L’Istituto Superiore di Sanità elabora annualmente per il Ministro della Salute la relazione sull’attività delle strutture autorizzate ad eseguire le tecniche di procreazione medicalmente assistita.
Il ministro della Salute definisce, inoltre, le linee guida contenenti l’indicazione delle procedure e tecniche di PMA aggiornate periodicamente in rapporto all’evoluzione tecnico-scientifica.
Le tecniche di PMA sono suddivise in Tecniche di I, II e III livello a seconda della loro complessità e del grado di invasività sia tecnica che psicologica.

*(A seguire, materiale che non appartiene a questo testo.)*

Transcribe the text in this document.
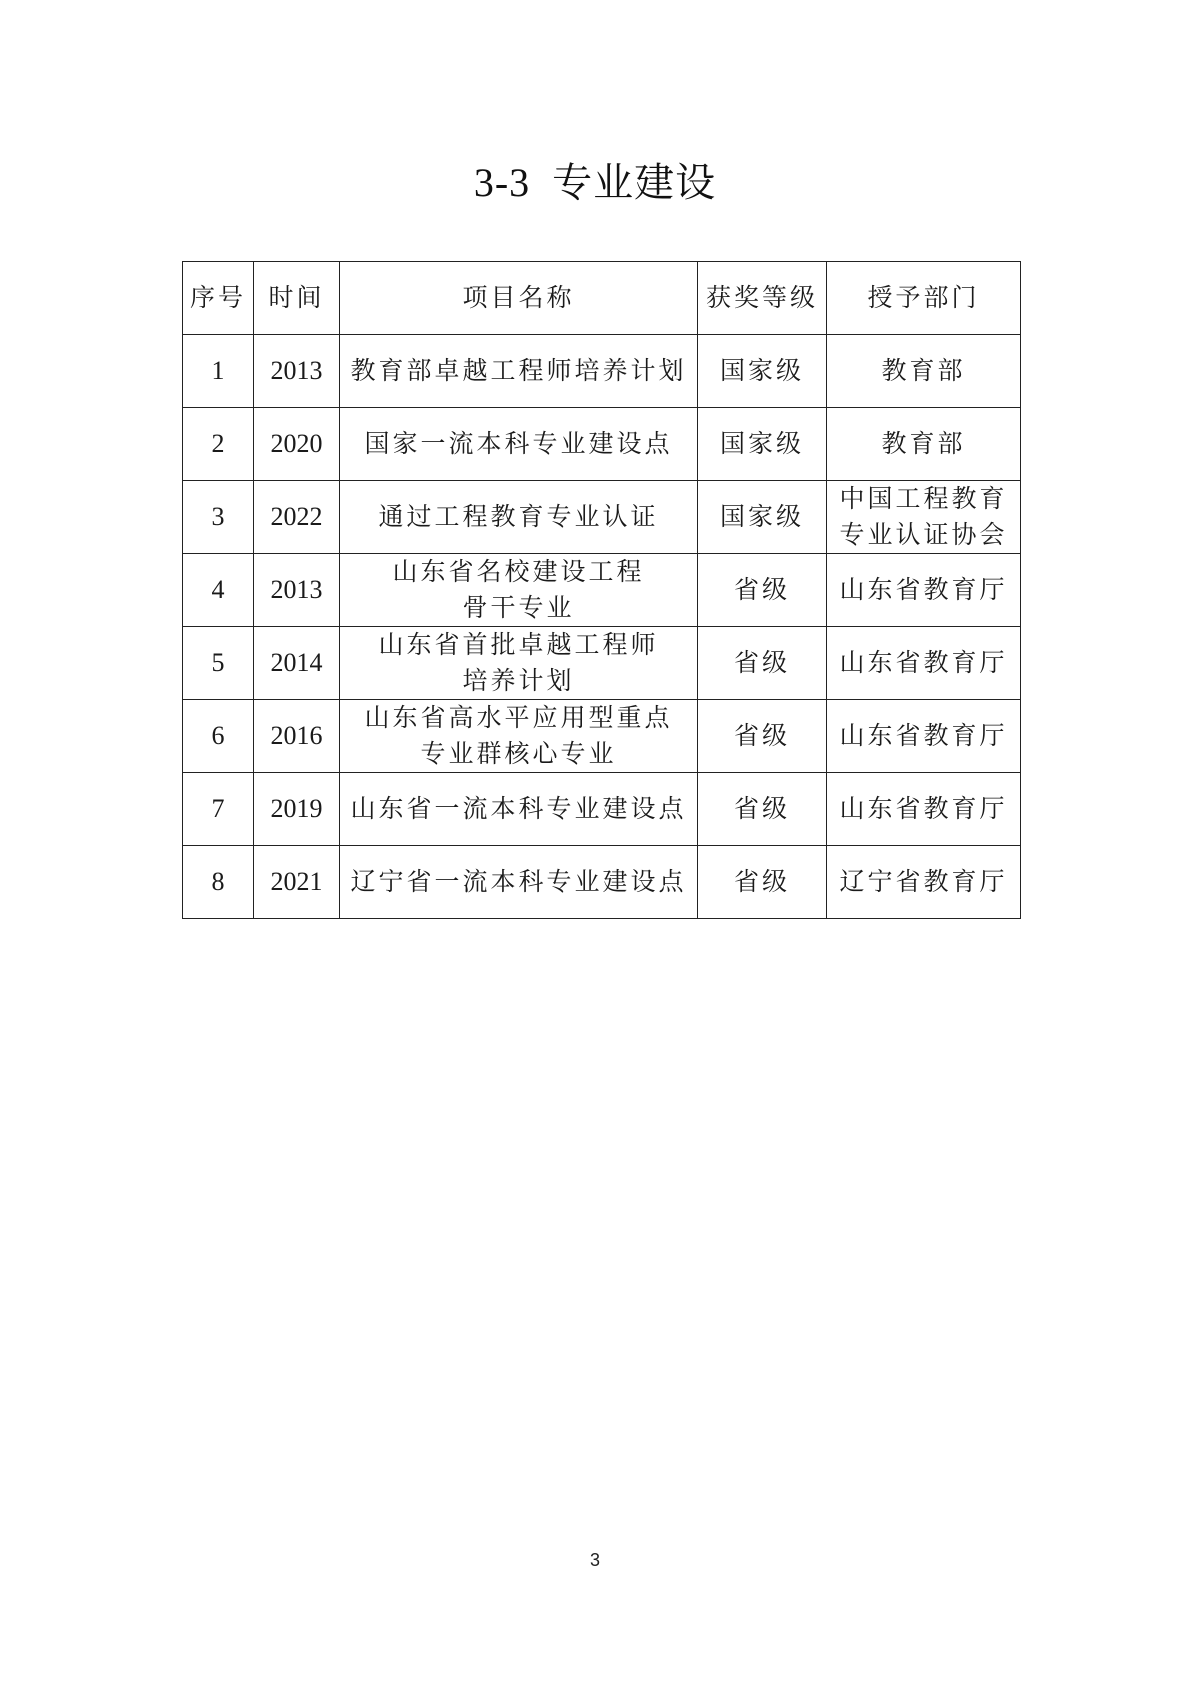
3-3 专业建设
序号	时间	项目名称	获奖等级	授予部门
1	2013	教育部卓越工程师培养计划	国家级	教育部

2	2020	国家一流本科专业建设点	国家级	教育部

3	2022	通过工程教育专业认证	国家级	中国工程教育
专业认证协会

4	2013	山东省名校建设工程
骨干专业	省级	山东省教育厅

5	2014	山东省首批卓越工程师
培养计划	省级	山东省教育厅

6	2016	山东省高水平应用型重点
专业群核心专业	省级	山东省教育厅

7	2019	山东省一流本科专业建设点	省级	山东省教育厅

8	2021	辽宁省一流本科专业建设点	省级	辽宁省教育厅
3
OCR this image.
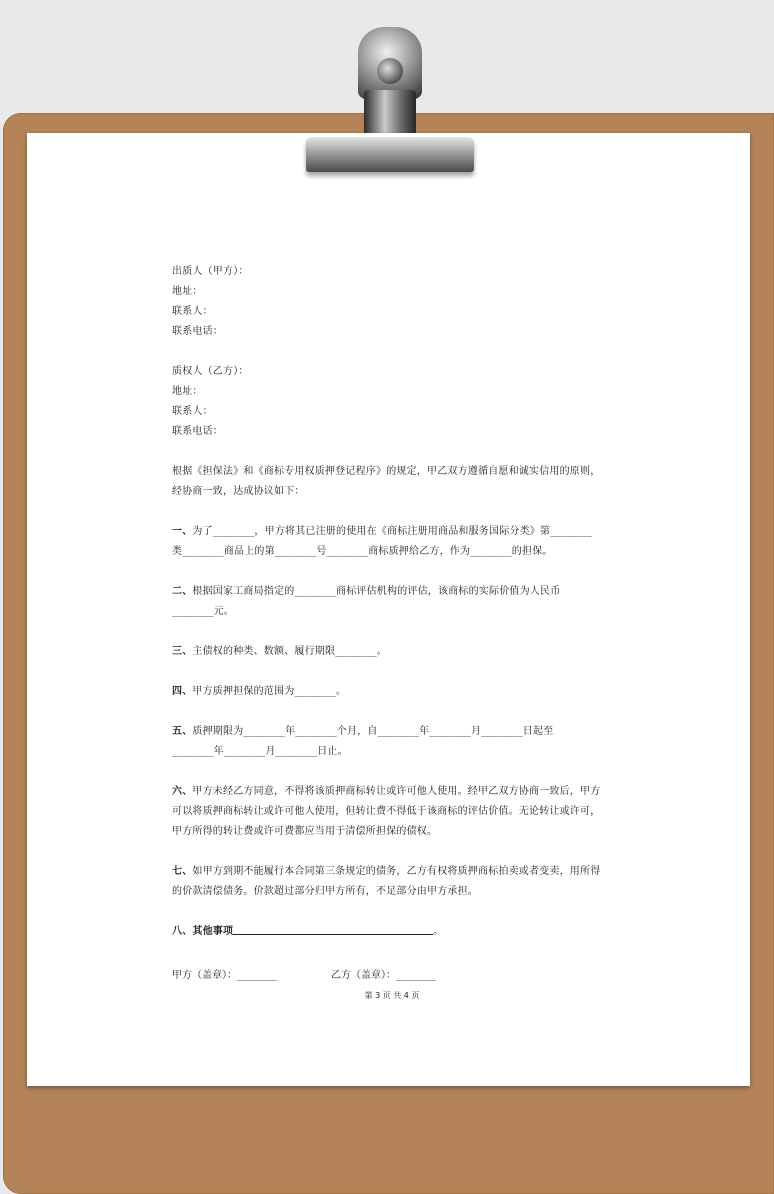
出质人（甲方）：

地址：

联系人：

联系电话：

质权人（乙方）：

地址：

联系人：

联系电话：

根据《担保法》和《商标专用权质押登记程序》的规定，甲乙双方遵循自愿和诚实信用的原则，

经协商一致，达成协议如下：

一、为了________，甲方将其已注册的使用在《商标注册用商品和服务国际分类》第________

类________商品上的第________号________商标质押给乙方，作为________的担保。

二、根据国家工商局指定的________商标评估机构的评估，该商标的实际价值为人民币

________元。

三、主债权的种类、数额、履行期限________。

四、甲方质押担保的范围为________。

五、质押期限为________年________个月，自________年________月________日起至

________年________月________日止。

六、甲方未经乙方同意，不得将该质押商标转让或许可他人使用。经甲乙双方协商一致后，甲方

可以将质押商标转让或许可他人使用，但转让费不得低于该商标的评估价值。无论转让或许可，

甲方所得的转让费或许可费都应当用于清偿所担保的债权。

七、如甲方到期不能履行本合同第三条规定的债务，乙方有权将质押商标拍卖或者变卖，用所得

的价款清偿债务。价款超过部分归甲方所有，不足部分由甲方承担。

八、其他事项	。

甲方（盖章）：________	乙方（盖章）：________
第 3 页 共 4 页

Ma cos’è di preciso la Procreazione Medicalmente Assistita? Come viene riconosciuta e diffusa? Ce lo spiegano nel dettaglio il Dott. Pasquale Totaro e la dott.ssa Yoon Sung Cho.
- Totaro Cosa si intende precisamente per PMA?
Con la sigla PMA si intende Procreazione Medicalmente Assistita, ossia un’area della medicina ad alta specialità che ha come obiettivo quello di aiutare le coppie con difficoltà ad avere figli in modo naturale. La PMA raggruppa, quindi, tutti quelle tecniche dove almeno uno dei gameti, cioè le cellule riproduttive sia maschili che femminili, viene trattato in vitro, ovvero fuori dal corpo umano.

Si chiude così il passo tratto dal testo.